The previous recommendations called for testing only kids 2 and older whose parents have heart disease or high cholesterol levels, or whose disease and cholesterol information is not known. The new guidelines recommend testing all kids with risk factors for heart disease (more than 30 percent of U.S. children, Stettler says) starting at age 2 and no later than age 10. That includes kids who are obese or overweight, who have diabetes or high blood pressure or who smoke.
Why the change? According to the report, data suggest that changes in arteries that can lead to heart disease often begin in childhood and that early treatment, including diet changes, physical activity and medication, can prevent problems.
The new guidelines recommend doing the blood test after a 12-hour fast.

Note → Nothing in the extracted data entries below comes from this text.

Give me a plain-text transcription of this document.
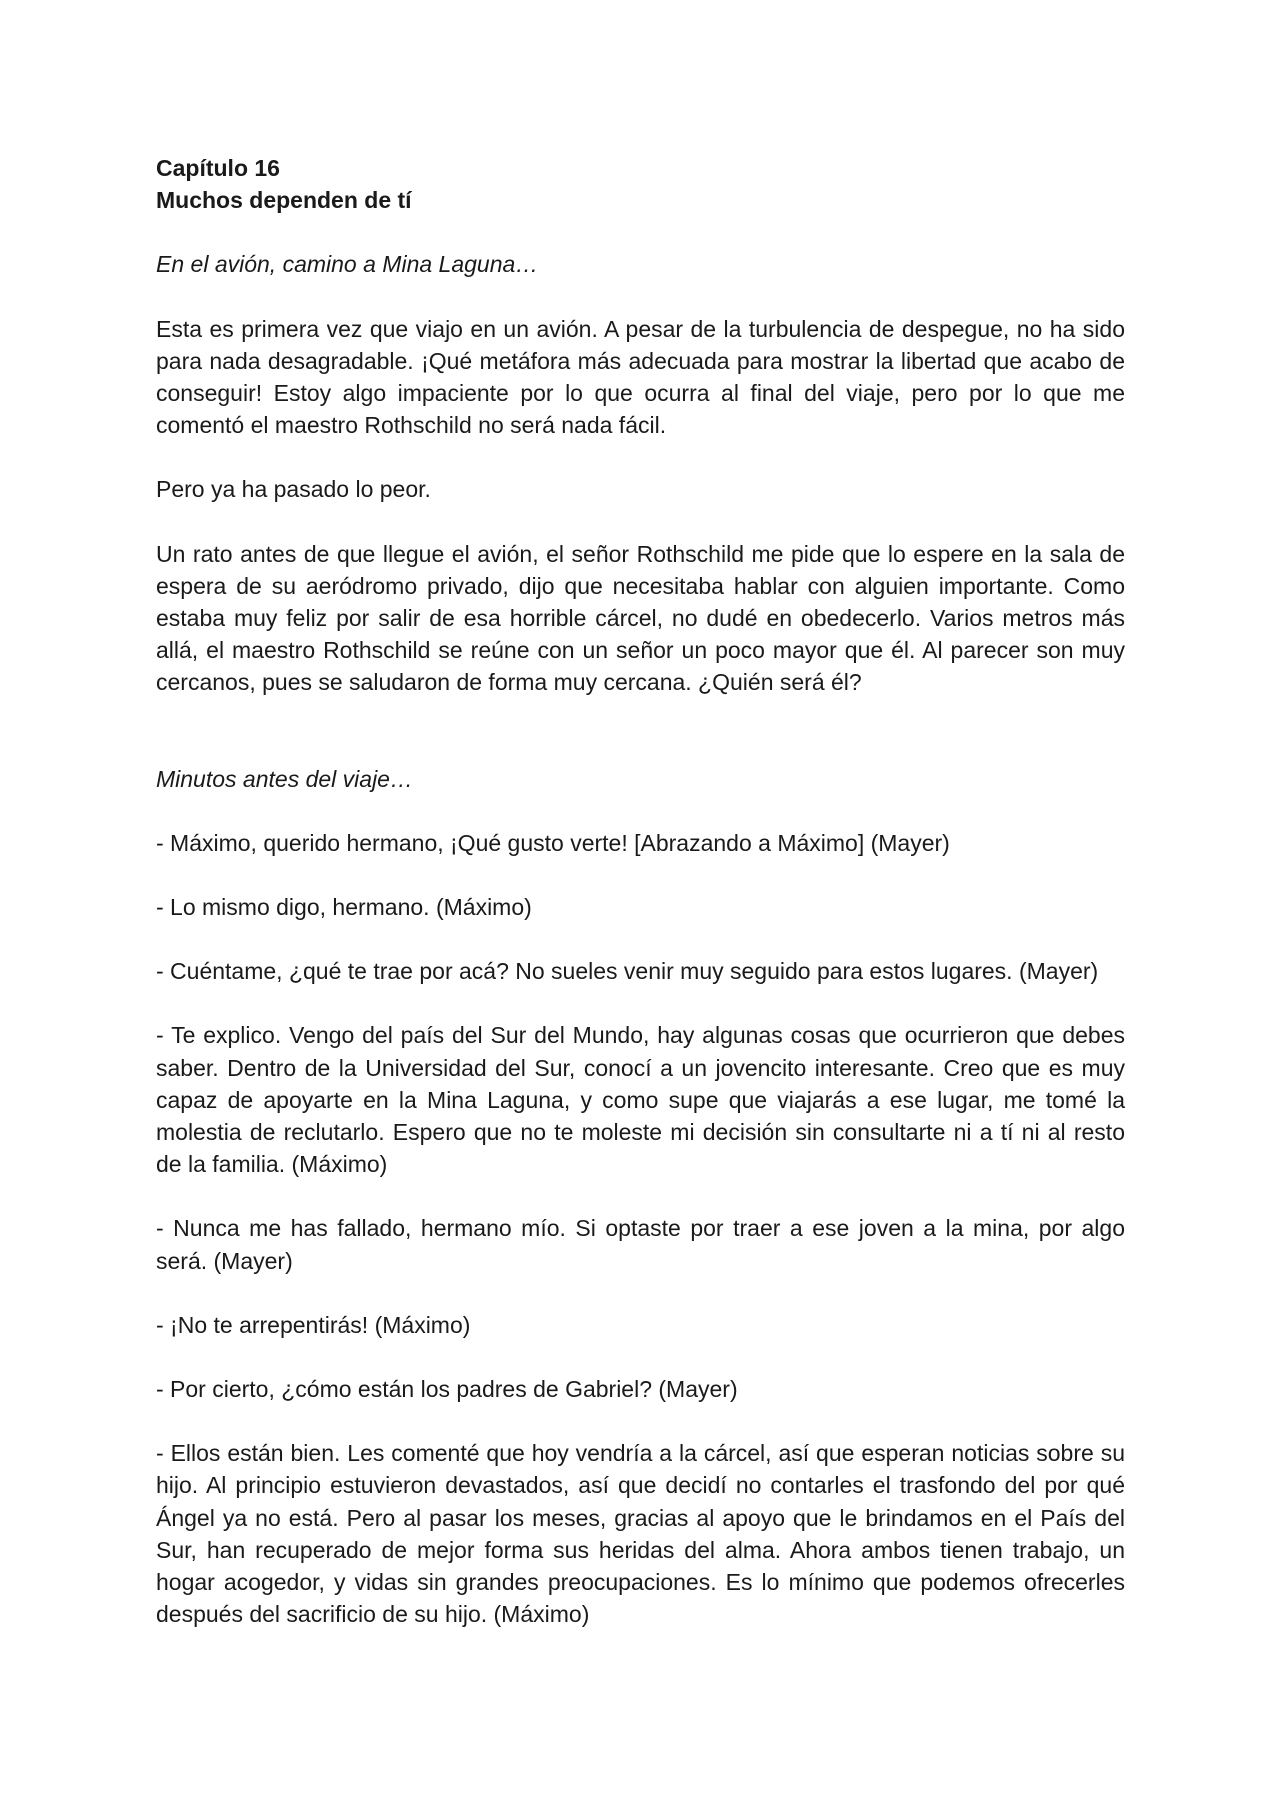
Capítulo 16

Muchos dependen de tí

En el avión, camino a Mina Laguna…

Esta es primera vez que viajo en un avión. A pesar de la turbulencia de despegue, no ha sido para nada desagradable. ¡Qué metáfora más adecuada para mostrar la libertad que acabo de conseguir! Estoy algo impaciente por lo que ocurra al final del viaje, pero por lo que me comentó el maestro Rothschild no será nada fácil.

Pero ya ha pasado lo peor.

Un rato antes de que llegue el avión, el señor Rothschild me pide que lo espere en la sala de espera de su aeródromo privado, dijo que necesitaba hablar con alguien importante. Como estaba muy feliz por salir de esa horrible cárcel, no dudé en obedecerlo. Varios metros más allá, el maestro Rothschild se reúne con un señor un poco mayor que él. Al parecer son muy cercanos, pues se saludaron de forma muy cercana. ¿Quién será él?

Minutos antes del viaje…

- Máximo, querido hermano, ¡Qué gusto verte! [Abrazando a Máximo] (Mayer)

- Lo mismo digo, hermano. (Máximo)

- Cuéntame, ¿qué te trae por acá? No sueles venir muy seguido para estos lugares. (Mayer)

- Te explico. Vengo del país del Sur del Mundo, hay algunas cosas que ocurrieron que debes saber. Dentro de la Universidad del Sur, conocí a un jovencito interesante. Creo que es muy capaz de apoyarte en la Mina Laguna, y como supe que viajarás a ese lugar, me tomé la molestia de reclutarlo. Espero que no te moleste mi decisión sin consultarte ni a tí ni al resto de la familia. (Máximo)

- Nunca me has fallado, hermano mío. Si optaste por traer a ese joven a la mina, por algo será. (Mayer)

- ¡No te arrepentirás! (Máximo)

- Por cierto, ¿cómo están los padres de Gabriel? (Mayer)

- Ellos están bien. Les comenté que hoy vendría a la cárcel, así que esperan noticias sobre su hijo. Al principio estuvieron devastados, así que decidí no contarles el trasfondo del por qué Ángel ya no está. Pero al pasar los meses, gracias al apoyo que le brindamos en el País del Sur, han recuperado de mejor forma sus heridas del alma. Ahora ambos tienen trabajo, un hogar acogedor, y vidas sin grandes preocupaciones. Es lo mínimo que podemos ofrecerles después del sacrificio de su hijo. (Máximo)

Expect insurers to cover the test, which runs $150 to $200, but call your carrier for a list of approved labs.
The optimal LDL ("bad" cholesterol) level for most kids is 110 or lower. If it's higher than 160 (or sometimes 190, depending on other risk factors), the new guidelines recommend that doctors prescribe a cholesterol-lowering drug, such as pravastatin, together with dietary changes. For now, kids younger than 8 are not likely to get a prescription, Stettler says, because few drugs have been tested in younger kids.
One more new recommendation: Kids older than 12 months can drink low- or reduced-fat milk instead of whole milk. Previous guidelines didn't allow the switch until age 2.